A lizard of prostration in my bones creeps;
My sober head and sluggish heart have ceased to fight;
Fast driving leaves me calm, my soul sleeps;
Sharp curves no longer chill my blood and cause no fright.
Love no longer grips my throat in a fit;
My nerves are numb, I feel no pain when I am hit;
My nerves like washing lines are hanging loose,
And I don’t care if I win or if I lose.
I get a blow
And, distressed,
I go to pot.
Only “no”
I possess
And only “not”.
I drink no longer ice-cold water from a spring;
No one and nothing no longer make me dash;
My bow’s lying uselessly as I have torn its string,
The furnace turned my broken arrows into ash.

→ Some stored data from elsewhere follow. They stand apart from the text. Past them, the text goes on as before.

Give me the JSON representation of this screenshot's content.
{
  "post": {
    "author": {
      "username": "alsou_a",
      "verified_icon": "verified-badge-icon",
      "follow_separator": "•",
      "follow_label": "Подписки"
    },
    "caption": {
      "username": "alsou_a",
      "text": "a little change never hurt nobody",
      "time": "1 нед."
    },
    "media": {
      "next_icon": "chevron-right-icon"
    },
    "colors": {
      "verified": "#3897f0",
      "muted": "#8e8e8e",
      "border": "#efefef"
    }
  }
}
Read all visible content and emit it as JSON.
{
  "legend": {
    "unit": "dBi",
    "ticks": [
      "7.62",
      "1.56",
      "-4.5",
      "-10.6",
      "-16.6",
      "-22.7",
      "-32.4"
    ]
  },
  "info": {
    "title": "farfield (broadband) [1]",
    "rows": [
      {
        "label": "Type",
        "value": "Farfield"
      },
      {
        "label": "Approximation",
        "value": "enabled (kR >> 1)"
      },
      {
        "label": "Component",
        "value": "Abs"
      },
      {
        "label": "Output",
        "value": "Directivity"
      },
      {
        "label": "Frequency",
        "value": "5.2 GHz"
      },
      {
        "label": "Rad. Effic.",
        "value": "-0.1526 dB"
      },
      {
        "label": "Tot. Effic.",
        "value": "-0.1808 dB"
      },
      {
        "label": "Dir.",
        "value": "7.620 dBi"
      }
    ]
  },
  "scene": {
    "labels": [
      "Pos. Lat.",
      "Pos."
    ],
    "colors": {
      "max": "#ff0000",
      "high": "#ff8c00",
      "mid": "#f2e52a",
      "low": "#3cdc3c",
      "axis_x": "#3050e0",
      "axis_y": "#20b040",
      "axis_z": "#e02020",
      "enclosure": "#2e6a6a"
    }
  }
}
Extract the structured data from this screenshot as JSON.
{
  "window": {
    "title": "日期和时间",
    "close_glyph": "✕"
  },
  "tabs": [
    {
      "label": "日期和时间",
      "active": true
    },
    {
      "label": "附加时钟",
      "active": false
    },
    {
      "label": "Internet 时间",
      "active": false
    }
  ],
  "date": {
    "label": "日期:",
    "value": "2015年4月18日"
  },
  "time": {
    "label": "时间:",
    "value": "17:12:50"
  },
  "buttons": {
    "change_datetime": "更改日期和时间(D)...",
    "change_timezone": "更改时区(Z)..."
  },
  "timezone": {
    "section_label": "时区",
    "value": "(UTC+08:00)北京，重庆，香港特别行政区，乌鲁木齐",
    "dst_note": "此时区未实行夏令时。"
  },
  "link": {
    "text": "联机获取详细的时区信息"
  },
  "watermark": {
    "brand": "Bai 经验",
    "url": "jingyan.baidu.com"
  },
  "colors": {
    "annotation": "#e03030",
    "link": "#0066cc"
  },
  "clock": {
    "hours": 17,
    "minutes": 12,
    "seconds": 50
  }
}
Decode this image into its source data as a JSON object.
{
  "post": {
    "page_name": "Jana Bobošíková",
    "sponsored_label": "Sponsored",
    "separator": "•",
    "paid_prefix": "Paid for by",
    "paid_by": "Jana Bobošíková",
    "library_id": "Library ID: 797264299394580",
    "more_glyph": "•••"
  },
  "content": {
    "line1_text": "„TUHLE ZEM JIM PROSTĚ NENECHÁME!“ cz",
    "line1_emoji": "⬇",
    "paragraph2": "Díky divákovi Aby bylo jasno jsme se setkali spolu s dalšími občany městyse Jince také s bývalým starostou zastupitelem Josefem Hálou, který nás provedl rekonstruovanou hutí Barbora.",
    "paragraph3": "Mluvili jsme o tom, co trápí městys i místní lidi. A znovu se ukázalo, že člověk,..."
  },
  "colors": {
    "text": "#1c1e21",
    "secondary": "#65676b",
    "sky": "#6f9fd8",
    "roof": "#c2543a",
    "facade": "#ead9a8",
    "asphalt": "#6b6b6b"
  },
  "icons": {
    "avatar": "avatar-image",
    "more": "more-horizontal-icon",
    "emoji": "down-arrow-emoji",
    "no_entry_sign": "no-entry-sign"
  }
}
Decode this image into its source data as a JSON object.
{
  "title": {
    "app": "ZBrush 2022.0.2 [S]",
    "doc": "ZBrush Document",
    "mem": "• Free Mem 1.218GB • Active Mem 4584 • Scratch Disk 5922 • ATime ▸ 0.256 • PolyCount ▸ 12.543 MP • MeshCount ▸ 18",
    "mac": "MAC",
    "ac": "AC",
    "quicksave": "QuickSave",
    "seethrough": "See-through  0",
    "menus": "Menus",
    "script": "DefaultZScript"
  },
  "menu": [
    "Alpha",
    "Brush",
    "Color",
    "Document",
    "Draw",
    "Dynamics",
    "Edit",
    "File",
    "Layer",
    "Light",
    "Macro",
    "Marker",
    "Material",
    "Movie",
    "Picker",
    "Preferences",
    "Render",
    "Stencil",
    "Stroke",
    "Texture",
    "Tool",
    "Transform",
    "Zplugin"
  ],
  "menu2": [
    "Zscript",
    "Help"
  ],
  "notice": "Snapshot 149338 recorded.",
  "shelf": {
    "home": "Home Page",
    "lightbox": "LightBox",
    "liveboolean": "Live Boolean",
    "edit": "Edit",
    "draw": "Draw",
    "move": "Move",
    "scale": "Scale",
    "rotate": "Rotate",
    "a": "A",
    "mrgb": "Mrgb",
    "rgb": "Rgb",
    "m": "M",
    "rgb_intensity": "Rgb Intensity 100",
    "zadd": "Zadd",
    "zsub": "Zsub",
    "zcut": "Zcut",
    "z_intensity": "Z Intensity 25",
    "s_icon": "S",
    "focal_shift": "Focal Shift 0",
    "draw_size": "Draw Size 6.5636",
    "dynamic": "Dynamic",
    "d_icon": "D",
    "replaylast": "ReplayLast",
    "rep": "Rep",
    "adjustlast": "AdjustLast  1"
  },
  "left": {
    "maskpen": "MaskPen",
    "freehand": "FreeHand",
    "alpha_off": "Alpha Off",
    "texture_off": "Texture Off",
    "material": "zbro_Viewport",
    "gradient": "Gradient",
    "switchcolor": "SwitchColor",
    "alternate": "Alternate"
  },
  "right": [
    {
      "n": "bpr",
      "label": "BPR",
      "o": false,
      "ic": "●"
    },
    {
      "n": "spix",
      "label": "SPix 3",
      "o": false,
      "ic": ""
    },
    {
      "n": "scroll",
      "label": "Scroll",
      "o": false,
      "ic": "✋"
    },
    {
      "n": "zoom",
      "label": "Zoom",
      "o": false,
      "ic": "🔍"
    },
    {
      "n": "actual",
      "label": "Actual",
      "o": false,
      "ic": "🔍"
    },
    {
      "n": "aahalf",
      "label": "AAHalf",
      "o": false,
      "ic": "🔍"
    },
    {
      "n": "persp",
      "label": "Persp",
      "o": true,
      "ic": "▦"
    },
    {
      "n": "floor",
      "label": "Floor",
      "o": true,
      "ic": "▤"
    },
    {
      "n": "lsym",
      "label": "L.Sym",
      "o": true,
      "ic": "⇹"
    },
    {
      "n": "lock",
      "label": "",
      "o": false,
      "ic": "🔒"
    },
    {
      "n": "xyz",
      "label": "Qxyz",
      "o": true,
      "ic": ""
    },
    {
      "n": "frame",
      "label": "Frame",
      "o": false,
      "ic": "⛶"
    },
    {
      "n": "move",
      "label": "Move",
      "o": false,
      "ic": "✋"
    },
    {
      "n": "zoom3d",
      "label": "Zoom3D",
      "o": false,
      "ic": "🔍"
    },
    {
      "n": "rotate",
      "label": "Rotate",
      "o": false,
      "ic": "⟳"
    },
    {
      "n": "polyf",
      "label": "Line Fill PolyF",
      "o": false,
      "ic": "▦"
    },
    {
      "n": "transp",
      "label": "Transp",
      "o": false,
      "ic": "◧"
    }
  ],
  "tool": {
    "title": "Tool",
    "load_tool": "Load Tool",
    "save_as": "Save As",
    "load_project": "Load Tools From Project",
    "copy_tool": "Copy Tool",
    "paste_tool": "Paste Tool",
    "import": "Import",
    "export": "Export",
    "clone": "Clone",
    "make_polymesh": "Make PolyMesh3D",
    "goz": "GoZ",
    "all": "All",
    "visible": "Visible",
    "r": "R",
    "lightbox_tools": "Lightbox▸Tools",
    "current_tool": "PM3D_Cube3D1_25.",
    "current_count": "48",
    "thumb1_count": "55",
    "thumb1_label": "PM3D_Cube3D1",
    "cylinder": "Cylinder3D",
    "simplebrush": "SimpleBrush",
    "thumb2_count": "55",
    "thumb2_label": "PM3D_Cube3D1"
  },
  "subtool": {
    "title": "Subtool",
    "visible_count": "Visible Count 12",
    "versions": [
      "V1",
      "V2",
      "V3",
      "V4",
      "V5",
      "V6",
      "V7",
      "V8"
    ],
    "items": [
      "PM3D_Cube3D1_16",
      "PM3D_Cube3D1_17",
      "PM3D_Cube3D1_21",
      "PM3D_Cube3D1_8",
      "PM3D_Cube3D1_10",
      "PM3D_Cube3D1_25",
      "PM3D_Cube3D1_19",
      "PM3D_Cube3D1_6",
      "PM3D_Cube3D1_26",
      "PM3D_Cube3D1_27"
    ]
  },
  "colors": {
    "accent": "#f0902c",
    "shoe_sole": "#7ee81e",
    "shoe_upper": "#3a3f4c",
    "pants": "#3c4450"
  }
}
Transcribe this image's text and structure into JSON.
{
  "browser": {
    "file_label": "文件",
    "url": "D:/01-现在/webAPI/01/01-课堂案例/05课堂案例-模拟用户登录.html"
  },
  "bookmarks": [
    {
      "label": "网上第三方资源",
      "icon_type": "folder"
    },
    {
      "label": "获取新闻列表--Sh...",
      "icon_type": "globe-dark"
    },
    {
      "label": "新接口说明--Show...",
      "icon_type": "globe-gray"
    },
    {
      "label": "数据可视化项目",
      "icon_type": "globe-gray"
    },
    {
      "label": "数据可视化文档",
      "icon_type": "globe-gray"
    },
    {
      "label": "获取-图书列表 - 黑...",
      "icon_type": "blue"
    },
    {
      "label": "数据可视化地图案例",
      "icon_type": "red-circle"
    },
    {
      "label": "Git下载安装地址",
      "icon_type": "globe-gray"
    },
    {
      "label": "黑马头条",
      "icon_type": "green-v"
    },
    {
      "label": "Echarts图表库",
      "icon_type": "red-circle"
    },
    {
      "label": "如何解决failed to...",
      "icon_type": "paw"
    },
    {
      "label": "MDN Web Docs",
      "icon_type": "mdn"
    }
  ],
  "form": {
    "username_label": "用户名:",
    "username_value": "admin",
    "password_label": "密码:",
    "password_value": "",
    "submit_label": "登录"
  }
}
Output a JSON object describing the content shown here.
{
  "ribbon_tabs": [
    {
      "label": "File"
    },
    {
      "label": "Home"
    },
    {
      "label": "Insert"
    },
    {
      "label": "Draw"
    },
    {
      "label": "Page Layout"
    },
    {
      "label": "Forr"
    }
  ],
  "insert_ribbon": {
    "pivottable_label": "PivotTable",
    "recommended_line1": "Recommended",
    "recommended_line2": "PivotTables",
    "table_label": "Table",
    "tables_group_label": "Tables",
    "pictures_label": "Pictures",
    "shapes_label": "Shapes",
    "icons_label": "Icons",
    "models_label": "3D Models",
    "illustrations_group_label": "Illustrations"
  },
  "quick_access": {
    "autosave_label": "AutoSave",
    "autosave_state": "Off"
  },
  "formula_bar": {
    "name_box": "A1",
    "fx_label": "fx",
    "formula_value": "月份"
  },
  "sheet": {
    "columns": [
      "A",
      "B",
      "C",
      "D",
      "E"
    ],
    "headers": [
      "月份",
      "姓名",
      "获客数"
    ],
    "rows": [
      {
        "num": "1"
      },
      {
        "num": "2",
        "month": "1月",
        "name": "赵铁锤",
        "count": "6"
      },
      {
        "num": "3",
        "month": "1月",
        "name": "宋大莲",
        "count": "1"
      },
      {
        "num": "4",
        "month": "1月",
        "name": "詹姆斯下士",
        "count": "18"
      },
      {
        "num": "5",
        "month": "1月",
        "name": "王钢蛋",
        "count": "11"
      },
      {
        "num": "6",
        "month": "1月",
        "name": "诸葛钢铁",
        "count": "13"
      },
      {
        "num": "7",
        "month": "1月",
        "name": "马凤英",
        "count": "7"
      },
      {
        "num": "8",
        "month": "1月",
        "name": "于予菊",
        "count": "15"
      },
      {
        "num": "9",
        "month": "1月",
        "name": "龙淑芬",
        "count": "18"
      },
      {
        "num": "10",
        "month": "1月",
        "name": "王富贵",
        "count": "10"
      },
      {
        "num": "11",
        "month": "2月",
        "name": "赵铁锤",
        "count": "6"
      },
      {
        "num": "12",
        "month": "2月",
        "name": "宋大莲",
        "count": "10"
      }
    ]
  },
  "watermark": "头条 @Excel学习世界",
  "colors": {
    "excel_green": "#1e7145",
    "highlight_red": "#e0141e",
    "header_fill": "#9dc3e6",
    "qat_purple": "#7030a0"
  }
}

I strain no muscle and no sinew, feeling slack;
I’m not inspired with the chance of an attack;
Like glass I am transparent, soft like wax
And inconspicuous, like linen made of flax.
I get a blow
And, distressed,
I go to pot.
Only “no”
I possess
And only “not”.
Sores ache no longer and my scars give me no pain,
And sterile bandages protect my wounds and seams;
In my indifferent, unconcerned and listless brain
There are no questions, no thoughts and no dreams.
The fight with gravity I lost - it cooked my goose;
I’m lying flat, thus, staying farther from the noose;
My heart is jerking, so strange and so slow -
It’s time to join the netherworld of “not” and “no”.